War is Down, Witnessing is Up
In 1 Timothy 2:2, the Apostle Paul urged Timothy and, by extension, all Christians to pray for our rulers so that “we may lead a peaceful and quiet life,” And in 1 Timothy 2:3, Paul connected this prayer and peaceful living to the spread of the gospel, saying that God “desires all people to be saved.”
It doesn’t feel like we live in peaceful times. Just last week in my country, the Department of Justice arrested 500 people for their role in the violent Jan. 6 assault on the U.S. Capitol building. The month before that, Israel conducted airstrikes in Palestine, from which rockets were being fired into Israel. And, of course, there are the daily verbal fights on social media, echoed on broadcast media.
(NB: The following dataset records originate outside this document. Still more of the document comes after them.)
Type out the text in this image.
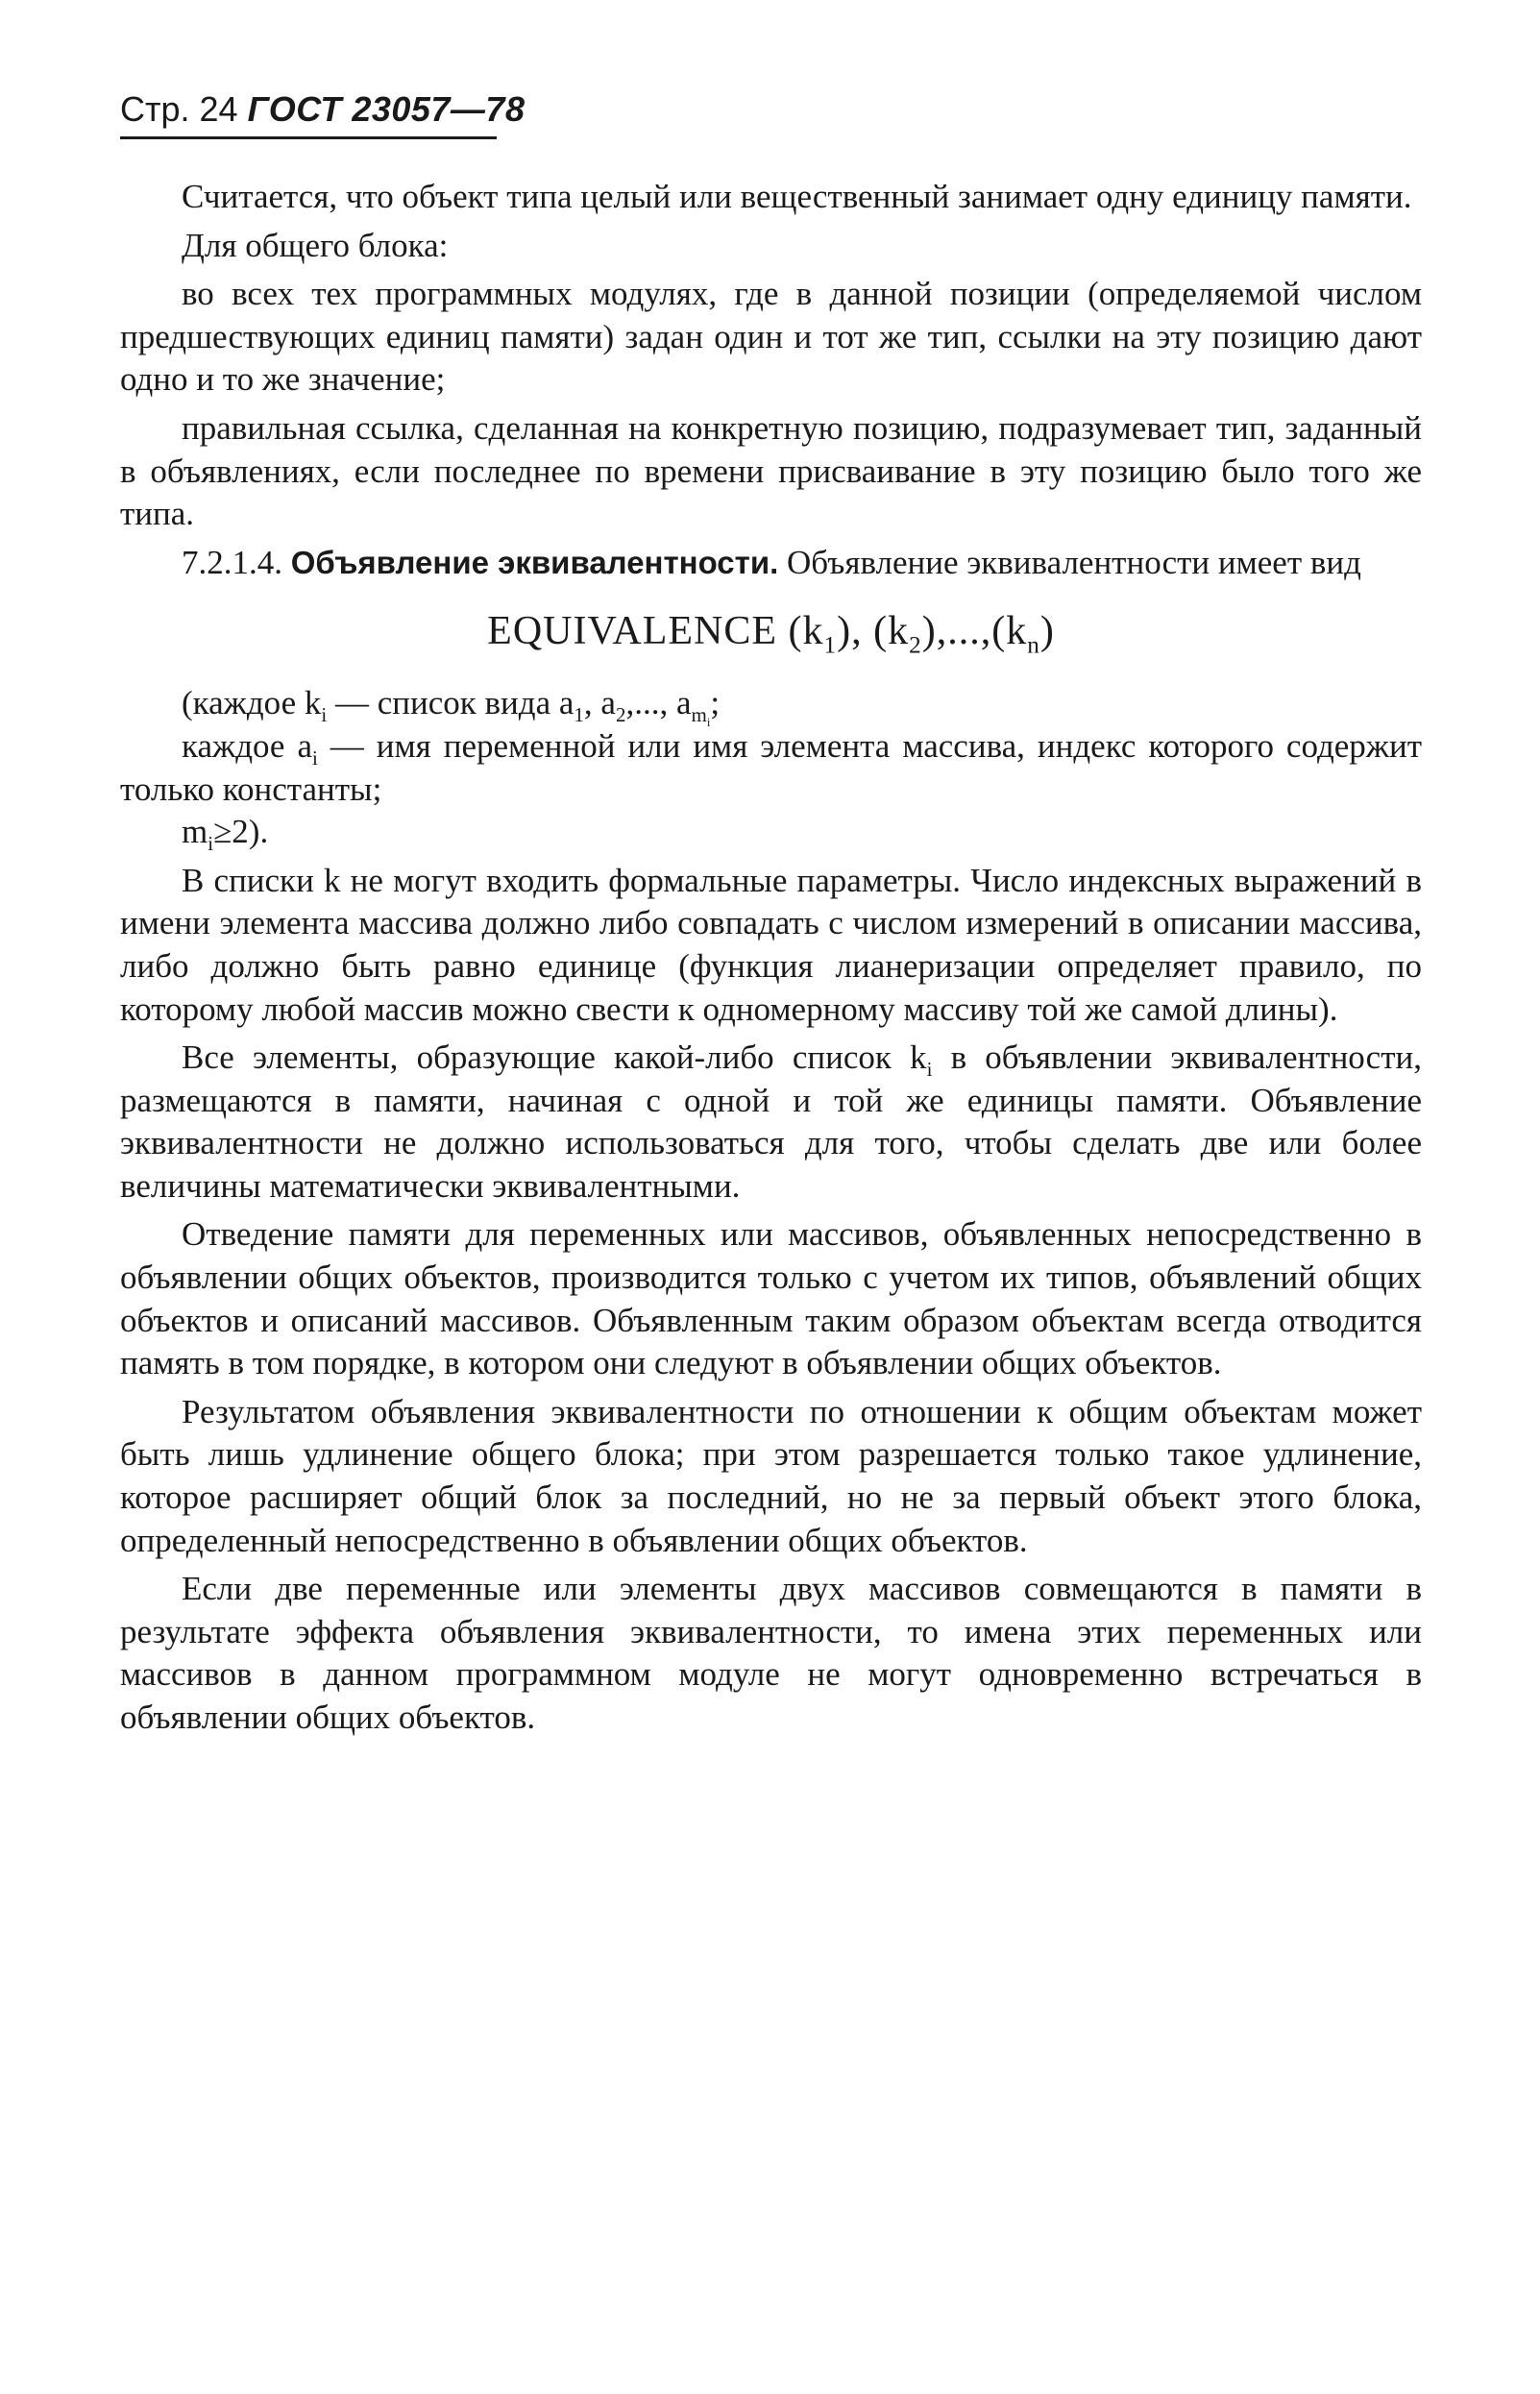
Стр. 24 ГОСТ 23057—78

Считается, что объект типа целый или вещественный занимает одну единицу памяти.

Для общего блока:

во всех тех программных модулях, где в данной позиции (определяемой числом предшествующих единиц памяти) задан один и тот же тип, ссылки на эту позицию дают одно и то же значение;

правильная ссылка, сделанная на конкретную позицию, подразумевает тип, заданный в объявлениях, если последнее по времени присваивание в эту позицию было того же типа.

7.2.1.4. Объявление эквивалентности. Объявление эквивалентности имеет вид

EQUIVALENCE $(k_1)$, $(k_2),...,(k_n)$

(каждое $k_i$ — список вида $a_1$, $a_2$,..., $a_{m_i}$;

каждое $a_i$ — имя переменной или имя элемента массива, индекс которого содержит только константы;

$m_i\ge 2$).

В списки k не могут входить формальные параметры. Число индексных выражений в имени элемента массива должно либо совпадать с числом измерений в описании массива, либо должно быть равно единице (функция лианеризации определяет правило, по которому любой массив можно свести к одномерному массиву той же самой длины).

Все элементы, образующие какой-либо список $k_i$ в объявлении эквивалентности, размещаются в памяти, начиная с одной и той же единицы памяти. Объявление эквивалентности не должно использоваться для того, чтобы сделать две или более величины математически эквивалентными.

Отведение памяти для переменных или массивов, объявленных непосредственно в объявлении общих объектов, производится только с учетом их типов, объявлений общих объектов и описаний массивов. Объявленным таким образом объектам всегда отводится память в том порядке, в котором они следуют в объявлении общих объектов.

Результатом объявления эквивалентности по отношении к общим объектам может быть лишь удлинение общего блока; при этом разрешается только такое удлинение, которое расширяет общий блок за последний, но не за первый объект этого блока, определенный непосредственно в объявлении общих объектов.

Если две переменные или элементы двух массивов совмещаются в памяти в результате эффекта объявления эквивалентности, то имена этих переменных или массивов в данном программном модуле не могут одновременно встречаться в объявлении общих объектов.
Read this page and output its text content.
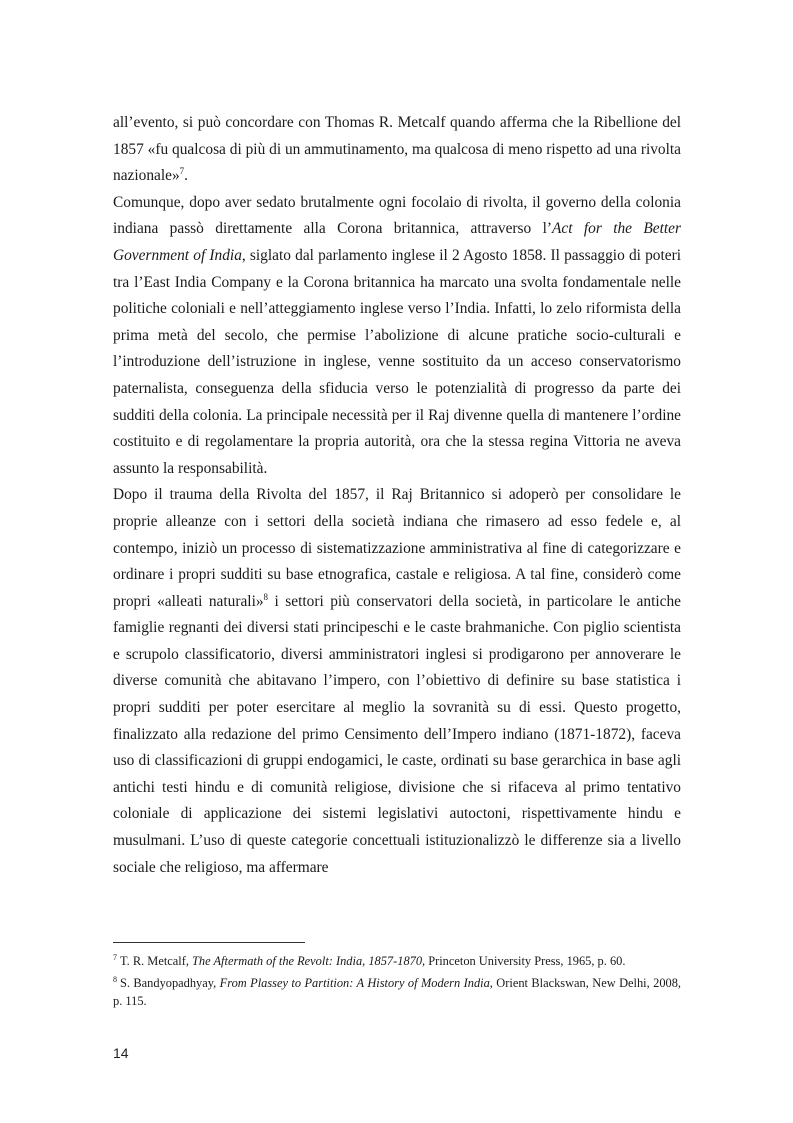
all’evento, si può concordare con Thomas R. Metcalf quando afferma che la Ribellione del 1857 «fu qualcosa di più di un ammutinamento, ma qualcosa di meno rispetto ad una rivolta nazionale»$^7$.

Comunque, dopo aver sedato brutalmente ogni focolaio di rivolta, il governo della colonia indiana passò direttamente alla Corona britannica, attraverso l’Act for the Better Government of India, siglato dal parlamento inglese il 2 Agosto 1858. Il passaggio di poteri tra l’East India Company e la Corona britannica ha marcato una svolta fondamentale nelle politiche coloniali e nell’atteggiamento inglese verso l’India. Infatti, lo zelo riformista della prima metà del secolo, che permise l’abolizione di alcune pratiche socio-culturali e l’introduzione dell’istruzione in inglese, venne sostituito da un acceso conservatorismo paternalista, conseguenza della sfiducia verso le potenzialità di progresso da parte dei sudditi della colonia. La principale necessità per il Raj divenne quella di mantenere l’ordine costituito e di regolamentare la propria autorità, ora che la stessa regina Vittoria ne aveva assunto la responsabilità.

Dopo il trauma della Rivolta del 1857, il Raj Britannico si adoperò per consolidare le proprie alleanze con i settori della società indiana che rimasero ad esso fedele e, al contempo, iniziò un processo di sistematizzazione amministrativa al fine di categorizzare e ordinare i propri sudditi su base etnografica, castale e religiosa. A tal fine, considerò come propri «alleati naturali»$^8$ i settori più conservatori della società, in particolare le antiche famiglie regnanti dei diversi stati principeschi e le caste brahmaniche. Con piglio scientista e scrupolo classificatorio, diversi amministratori inglesi si prodigarono per annoverare le diverse comunità che abitavano l’impero, con l’obiettivo di definire su base statistica i propri sudditi per poter esercitare al meglio la sovranità su di essi. Questo progetto, finalizzato alla redazione del primo Censimento dell’Impero indiano (1871-1872), faceva uso di classificazioni di gruppi endogamici, le caste, ordinati su base gerarchica in base agli antichi testi hindu e di comunità religiose, divisione che si rifaceva al primo tentativo coloniale di applicazione dei sistemi legislativi autoctoni, rispettivamente hindu e musulmani. L’uso di queste categorie concettuali istituzionalizzò le differenze sia a livello sociale che religioso, ma affermare

$^7$ T. R. Metcalf, The Aftermath of the Revolt: India, 1857-1870, Princeton University Press, 1965, p. 60.

$^8$ S. Bandyopadhyay, From Plassey to Partition: A History of Modern India, Orient Blackswan, New Delhi, 2008, p. 115.

14
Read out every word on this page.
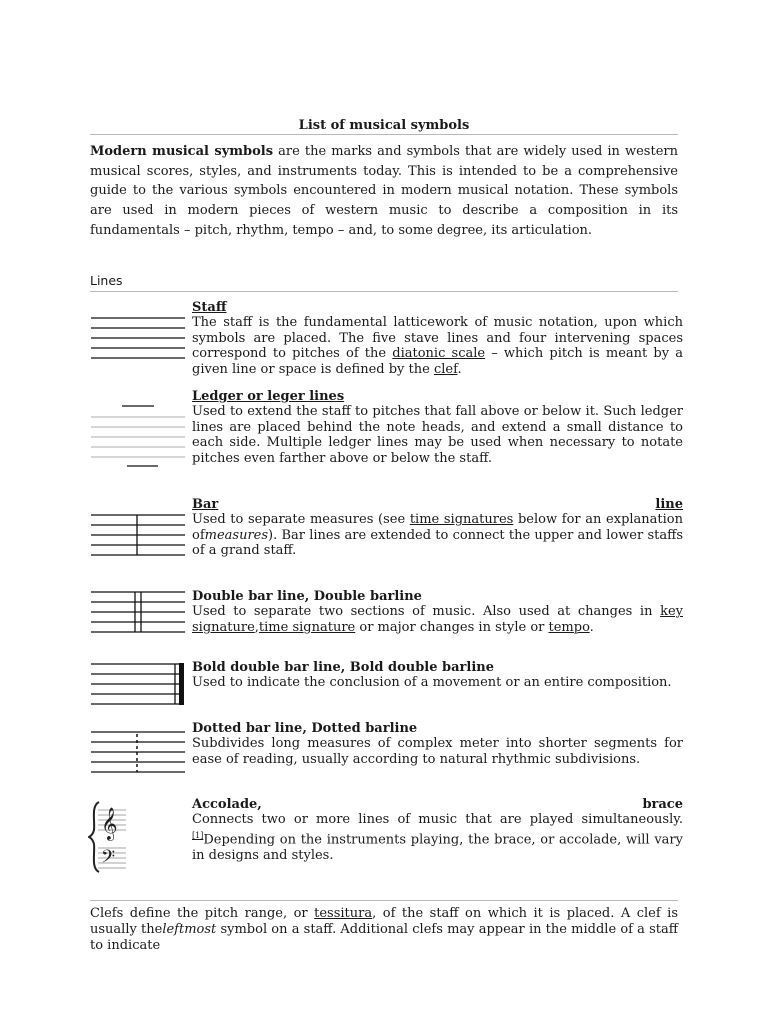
List of musical symbols
Modern musical symbols are the marks and symbols that are widely used in western musical scores, styles, and instruments today. This is intended to be a comprehensive guide to the various symbols encountered in modern musical notation. These symbols are used in modern pieces of western music to describe a composition in its fundamentals – pitch, rhythm, tempo – and, to some degree, its articulation.
Lines
Staff
The staff is the fundamental latticework of music notation, upon which symbols are placed. The five stave lines and four intervening spaces correspond to pitches of the diatonic scale – which pitch is meant by a given line or space is defined by the clef.
Ledger or leger lines
Used to extend the staff to pitches that fall above or below it. Such ledger lines are placed behind the note heads, and extend a small distance to each side. Multiple ledger lines may be used when necessary to notate pitches even farther above or below the staff.
Bar	line
Used to separate measures (see time signatures below for an explanation ofmeasures). Bar lines are extended to connect the upper and lower staffs of a grand staff.
Double bar line, Double barline
Used to separate two sections of music. Also used at changes in key signature,time signature or major changes in style or tempo.
Bold double bar line, Bold double barline
Used to indicate the conclusion of a movement or an entire composition.
Dotted bar line, Dotted barline
Subdivides long measures of complex meter into shorter segments for ease of reading, usually according to natural rhythmic subdivisions.
𝄞
𝄢
Accolade,	brace
Connects two or more lines of music that are played simultaneously. [1]Depending on the instruments playing, the brace, or accolade, will vary in designs and styles.
Clefs define the pitch range, or tessitura, of the staff on which it is placed. A clef is usually theleftmost symbol on a staff. Additional clefs may appear in the middle of a staff to indicate
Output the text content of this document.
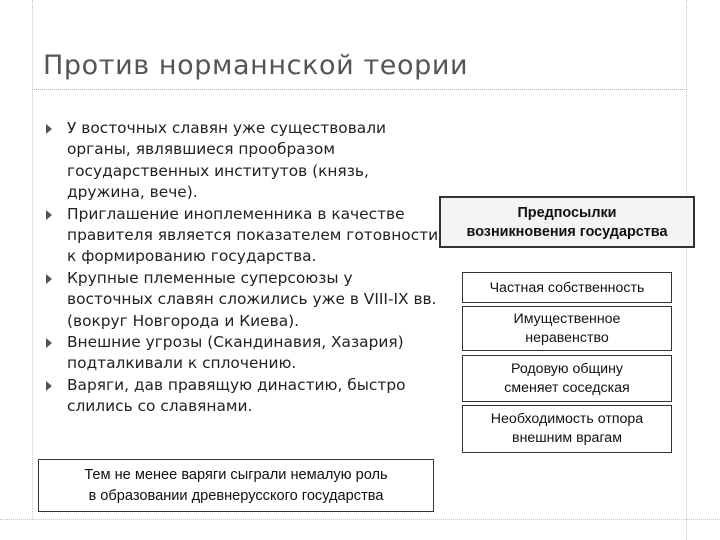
Против норманнской теории
У восточных славян уже существовали органы, являвшиеся прообразом государственных институтов (князь, дружина, вече).
Приглашение иноплеменника в качестве правителя является показателем готовности к формированию государства.
Крупные племенные суперсоюзы у восточных славян сложились уже в VIII-IX вв. (вокруг Новгорода и Киева).
Внешние угрозы (Скандинавия, Хазария) подталкивали к сплочению.
Варяги, дав правящую династию, быстро слились со славянами.
Предпосылки
возникновения государства
Частная собственность
Имущественное
неравенство
Родовую общину
сменяет соседская
Необходимость отпора
внешним врагам
Тем не менее варяги сыграли немалую роль
в образовании древнерусского государства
Our world doesn’t feel peaceful, but in fact it is. Compared with the early 20th century and, in fact, nearly every century before that, we are living in a period of remarkably little war and death. Especially over the past 75 years, peace has spread over the globe and, with it, the gospel.
This is my fourth post in a series on positive cultural trends. (Here are the first, second and third posts in this series.) My goals are to cheer up my fellow Christians, too many of whom have become overly pessimistic in recent years, and to remind all of us that Jesus the King is still acting within our cultures to bless us and glorify Him.
The chart below, constructed by University of Oxford researcher Max Roser, shows the proportion of the world’s population that died in battles involving at least one government. As you can see, the end of the Cold War brought such deaths to a very low level.
For historical context, Roser has also produced this chart, showing global conflict deaths since 1400. We can see that recent history is one of the most peaceful periods on record.
I’m not saying the mere absence of war is everything Paul meant by peaceful. Lack of crime in our own communities is also a key part of peace, as is the quality of our relationships. But the absence of war is a big part of peace.
And peace opens opportunities for the gospel. The following charts, based on data from the Atlas of Global Christianity, show that the sheer number of foreign Christian missionaries around the world has grown since 1900—the end of the “Great Century of Missions”—by more than 7 times.
The number of people missionaries reach and the number of times they reach them have grown even more. The average number of times an offer to follow Jesus is given, per person in the world, has shot up more than 25 times since 1900.
That work has made real progress. The percentage of world defined as unevangelized has fallen from more than 50% at the beginning of the 20th Century, to less than 30% percent today.
With war down and witnessing up, we all as Christians have many reasons to be thankful and hopeful.